Engelhardt (Hrsg.)
Lexikon Orthopädie und Unfallchirurgie

Gicht (Arthritis urica)

Synonyme

Podagra; Hyperurikämie

Englischer Begriff

Gout

Definition

Erkrankung des Purinstoffwechsels mit Ablagerung von Uratkristallen, was zu charakteristischen Gelenkentzündungen führen kann.

Pathogenese

Die primäre Hyperurikämie wird dominant vererbt und ist auf eine reduzierte Harnsäureausscheidung zurückzuführen. Die sekundären Hyperurikämien können prinzipiell durch ein vermehrtes Angebot an Harnsäure (proliferative Erkrankungen mit vermehrtem Zelltod, übermäßige Proteinzufuhr) oder eine gestörte Ausscheidung der Harnsäure (Nierenerkrankungen, Hyperlaktazidämien, Ketoazidosen, medikamenteninduziert) entstehen. Die Ablagerung der Uratkristalle geschieht bevorzugt in bradytrophem Gewebe (z. B. Gelenkknorpel).

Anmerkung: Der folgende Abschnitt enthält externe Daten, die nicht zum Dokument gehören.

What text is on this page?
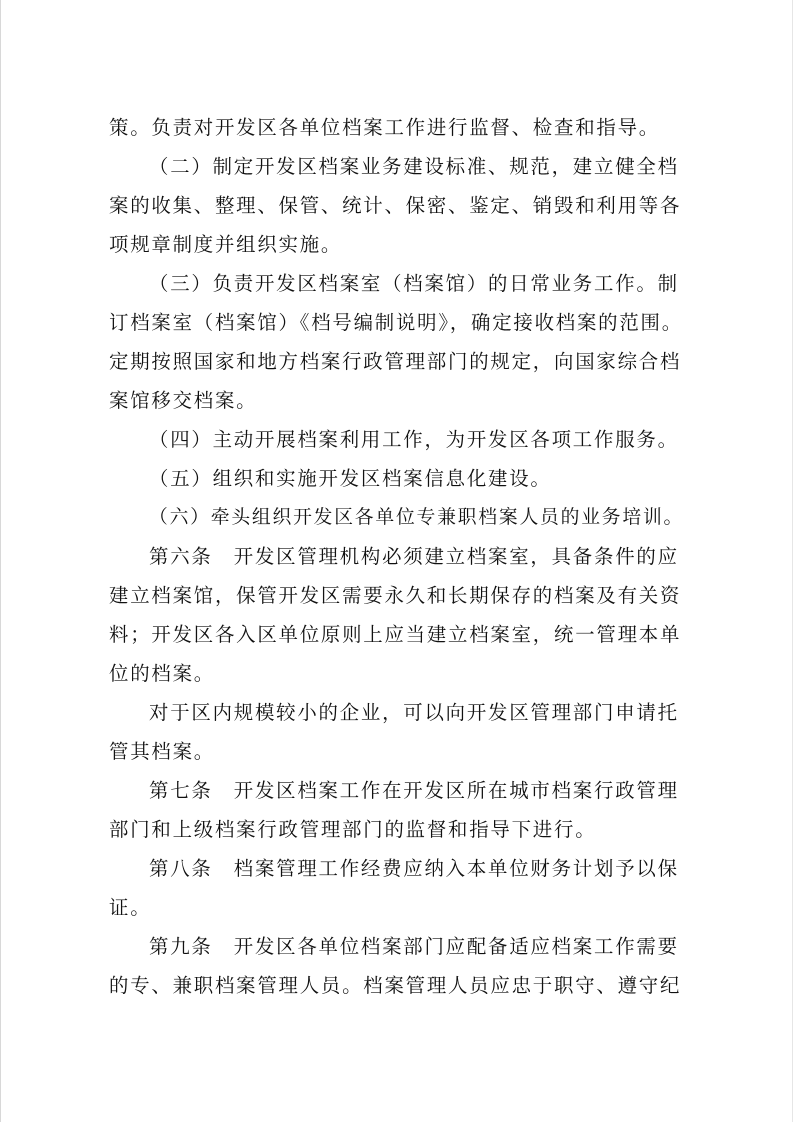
策。负责对开发区各单位档案工作进行监督、检查和指导。
（二）制定开发区档案业务建设标准、规范，建立健全档
案的收集、整理、保管、统计、保密、鉴定、销毁和利用等各
项规章制度并组织实施。
（三）负责开发区档案室（档案馆）的日常业务工作。制
订档案室（档案馆）《档号编制说明》，确定接收档案的范围。
定期按照国家和地方档案行政管理部门的规定，向国家综合档
案馆移交档案。
（四）主动开展档案利用工作，为开发区各项工作服务。
（五）组织和实施开发区档案信息化建设。
（六）牵头组织开发区各单位专兼职档案人员的业务培训。
第六条　开发区管理机构必须建立档案室，具备条件的应
建立档案馆，保管开发区需要永久和长期保存的档案及有关资
料；开发区各入区单位原则上应当建立档案室，统一管理本单
位的档案。
对于区内规模较小的企业，可以向开发区管理部门申请托
管其档案。
第七条　开发区档案工作在开发区所在城市档案行政管理
部门和上级档案行政管理部门的监督和指导下进行。
第八条　档案管理工作经费应纳入本单位财务计划予以保
证。
第九条　开发区各单位档案部门应配备适应档案工作需要
的专、兼职档案管理人员。档案管理人员应忠于职守、遵守纪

Als Auslöser werden oft Alkohol- oder Nahrungsexzesse angegeben.

Symptome

Der akute Gichtanfall ist durch eine plötzlich auftretende schmerzhafte Schwellung, Überwärmung und Rötung des betreffenden Gelenks, meist des Großzehengrundgelenks, seltener des oberen Sprunggelenks, der Fußwurzel oder des Kniegelenks, gekennzeichnet. In seltenen Fällen können die weißlichen Tophi unter der Haut sichtbar sein und sogar die Haut perforieren (Abb. 1). Der akute Gichtanfall kann einhergehen mit Fieber, Schüttelfrost und Tachykardie.


Abb. 1.
Gichttophi im Bereich des Großzehengelenks

Diagnostik

Neben den äußerlichen Zeichen der Gelenkentzündung ist die betroffene Region druckschmerzhaft und die Beweglichkeit des Gelenks ist schmerzhaft aufgehoben. Laborchemisch zeigen sich eine beschleunigte Blutsenkungsgeschwindigkeit und eine Leukozytose. Die Harnsäure kann erhöht sein; dies ist jedoch nicht obligat. Im Gelenkpunktat sind doppelbrechende Kristalle nachweisbar. Röntgenologisch imponiert im Frühstadium nur die Weichteilschwellung, später kommen Periostreaktionen und gelenknahe subkortikale Osteolysen (Stanzdefekte) ohne sklerotischen Randsaum hinzu. Später kann es auch zur mutilierenden Destruktion des Gelenks kommen.

Differenzialdiagnose

Bakterielle Arthritis

Therapie

Die Therapie des akuten Gichtanfalls besteht neben einer medikamentösen Regulierung des Purinstoffwechsels in einer analgetischen und antiphlogistischen Therapie. Ist es durch einen chronischen Verlauf zur Gelenkzerstörung gekommen, sind vor allem am Fuß Arthrodesen indiziert.

Akuttherapie

Hochlagerung der betreffenden Extremität, Ruhigstellung, Kühlung, Antiphlogistika.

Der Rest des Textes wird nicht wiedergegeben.